Plague in humans ‘twice as old’ but didn’t begin as flea-borne, ancient DNA reveals

Oct 28, 2015

Credit: Natalia Shishlina

Source: University of Cambridge

New research using ancient DNA has revealed that plague has been endemic in human populations for more than twice as long as previously thought, and that the ancestral plague would have been predominantly spread by human-to-human contact — until genetic mutations allowed Yersinia pestis (Y. pestis), the bacteria that causes plague, to survive in the gut of fleas.

These mutations, which may have occurred near the turn of the 1st millennium BC, gave rise to the bubonic form of plague that spreads at terrifying speed through flea — and consequently rat — carriers. The bubonic plague caused the pandemics that decimated global populations, including the Black Death, which wiped out half the population of Europe in the 14th century.

Before its flea-borne evolution, however, researchers say that plague was in fact endemic in the human populations of Eurasia at least 3,000 years before the first plague pandemic in historical records (the Plague of Justinian in 541 AD).

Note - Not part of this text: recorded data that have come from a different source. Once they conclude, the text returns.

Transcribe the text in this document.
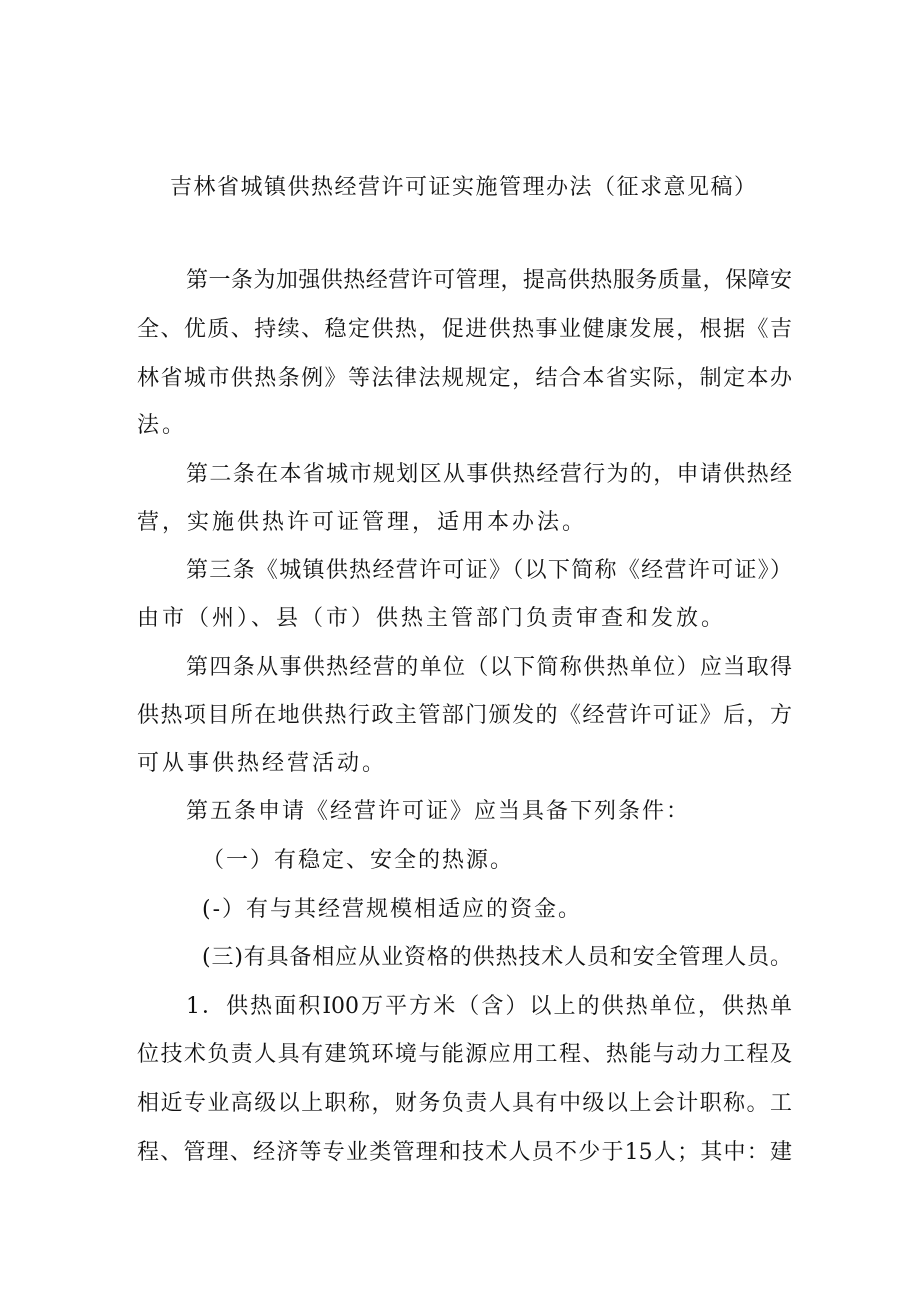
吉林省城镇供热经营许可证实施管理办法（征求意见稿）
第一条为加强供热经营许可管理，提高供热服务质量，保障安
全、优质、持续、稳定供热，促进供热事业健康发展，根据《吉
林省城市供热条例》等法律法规规定，结合本省实际，制定本办
法。
第二条在本省城市规划区从事供热经营行为的，申请供热经
营，实施供热许可证管理，适用本办法。
第三条《城镇供热经营许可证》（以下简称《经营许可证》）
由市（州）、县（市）供热主管部门负责审查和发放。
第四条从事供热经营的单位（以下简称供热单位）应当取得
供热项目所在地供热行政主管部门颁发的《经营许可证》后，方
可从事供热经营活动。
第五条申请《经营许可证》应当具备下列条件：
（一）有稳定、安全的热源。
(-）有与其经营规模相适应的资金。
(三)有具备相应从业资格的供热技术人员和安全管理人员。
1．供热面积I00万平方米（含）以上的供热单位，供热单
位技术负责人具有建筑环境与能源应用工程、热能与动力工程及
相近专业高级以上职称，财务负责人具有中级以上会计职称。工
程、管理、经济等专业类管理和技术人员不少于15人；其中：建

They say the new evidence that Y. pestis bacterial infection in humans actually emerged around the beginning of the Bronze Age suggests that plague may have been responsible for major population declines believed to have occurred in the late 4th and early 3rd millennium BC.

The work was conducted by an international team including researchers from the universities of Copenhagen, Denmark, and Cambridge, UK, and the findings are published today in the journal Cell.

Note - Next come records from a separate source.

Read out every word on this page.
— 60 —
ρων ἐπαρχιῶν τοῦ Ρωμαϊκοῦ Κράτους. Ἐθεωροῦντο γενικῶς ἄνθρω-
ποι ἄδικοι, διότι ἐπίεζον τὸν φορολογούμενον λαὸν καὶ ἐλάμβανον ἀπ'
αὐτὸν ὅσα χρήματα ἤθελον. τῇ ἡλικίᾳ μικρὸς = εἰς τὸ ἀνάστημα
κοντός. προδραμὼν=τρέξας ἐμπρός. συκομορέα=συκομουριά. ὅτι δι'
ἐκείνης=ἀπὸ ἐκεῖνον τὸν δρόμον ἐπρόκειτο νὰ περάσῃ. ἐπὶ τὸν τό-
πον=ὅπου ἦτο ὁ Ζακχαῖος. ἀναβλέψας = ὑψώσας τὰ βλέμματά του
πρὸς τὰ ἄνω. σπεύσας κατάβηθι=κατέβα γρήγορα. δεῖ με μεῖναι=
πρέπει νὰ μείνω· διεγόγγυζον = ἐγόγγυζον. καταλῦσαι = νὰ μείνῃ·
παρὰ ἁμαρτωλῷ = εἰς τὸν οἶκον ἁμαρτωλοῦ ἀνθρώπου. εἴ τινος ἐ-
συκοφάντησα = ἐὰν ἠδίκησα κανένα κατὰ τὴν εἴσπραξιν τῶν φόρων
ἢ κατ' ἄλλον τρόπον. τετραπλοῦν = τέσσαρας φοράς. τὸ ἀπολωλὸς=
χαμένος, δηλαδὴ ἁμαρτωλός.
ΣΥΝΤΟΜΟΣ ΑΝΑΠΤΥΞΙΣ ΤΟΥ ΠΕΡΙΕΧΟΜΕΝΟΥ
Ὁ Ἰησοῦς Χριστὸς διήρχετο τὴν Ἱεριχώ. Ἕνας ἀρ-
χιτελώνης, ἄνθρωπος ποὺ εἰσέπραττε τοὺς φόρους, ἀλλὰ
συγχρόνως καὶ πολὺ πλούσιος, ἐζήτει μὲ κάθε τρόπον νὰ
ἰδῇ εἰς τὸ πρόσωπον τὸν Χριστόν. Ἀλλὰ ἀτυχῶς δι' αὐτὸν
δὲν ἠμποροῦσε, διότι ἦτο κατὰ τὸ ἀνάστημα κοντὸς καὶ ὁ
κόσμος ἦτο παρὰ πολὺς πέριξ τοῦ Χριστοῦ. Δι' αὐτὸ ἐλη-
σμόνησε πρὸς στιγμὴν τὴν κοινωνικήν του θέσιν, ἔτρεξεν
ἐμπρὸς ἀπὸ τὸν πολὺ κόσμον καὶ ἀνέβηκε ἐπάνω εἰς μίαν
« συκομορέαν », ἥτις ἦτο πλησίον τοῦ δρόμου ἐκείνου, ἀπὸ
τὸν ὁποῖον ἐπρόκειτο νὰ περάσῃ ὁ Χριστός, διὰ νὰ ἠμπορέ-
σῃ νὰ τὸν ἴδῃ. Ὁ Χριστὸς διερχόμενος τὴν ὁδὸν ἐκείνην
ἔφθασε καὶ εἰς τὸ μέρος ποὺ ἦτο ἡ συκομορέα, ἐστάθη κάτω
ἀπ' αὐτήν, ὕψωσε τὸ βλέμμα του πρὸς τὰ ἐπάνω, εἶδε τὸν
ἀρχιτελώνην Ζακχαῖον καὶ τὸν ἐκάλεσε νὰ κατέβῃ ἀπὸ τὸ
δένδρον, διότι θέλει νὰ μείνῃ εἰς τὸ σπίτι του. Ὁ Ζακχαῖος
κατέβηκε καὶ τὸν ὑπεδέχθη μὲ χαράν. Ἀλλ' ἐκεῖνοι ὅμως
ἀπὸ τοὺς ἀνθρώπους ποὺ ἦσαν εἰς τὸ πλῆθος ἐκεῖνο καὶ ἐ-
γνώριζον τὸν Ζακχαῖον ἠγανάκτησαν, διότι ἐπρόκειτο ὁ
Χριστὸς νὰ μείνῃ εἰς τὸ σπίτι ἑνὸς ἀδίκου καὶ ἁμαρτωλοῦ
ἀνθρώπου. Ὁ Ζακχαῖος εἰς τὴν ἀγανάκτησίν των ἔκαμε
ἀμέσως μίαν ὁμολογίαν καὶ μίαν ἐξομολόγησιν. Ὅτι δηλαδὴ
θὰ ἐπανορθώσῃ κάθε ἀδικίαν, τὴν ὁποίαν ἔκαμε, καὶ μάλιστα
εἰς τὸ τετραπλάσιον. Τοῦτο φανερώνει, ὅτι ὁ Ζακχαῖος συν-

“We found that the Y. pestis lineage originated and was widespread much earlier than previously thought, and we narrowed the time window as to when and how it developed,” said senior author Professor Eske Willerslev, who recently joined Cambridge University’s Department of Zoology from the University of Copenhagen.

“The underlying mechanisms that facilitated the evolution of Y. pestis are present even today. Learning from the past may help us understand how future pathogens may arise and evolve,” he said.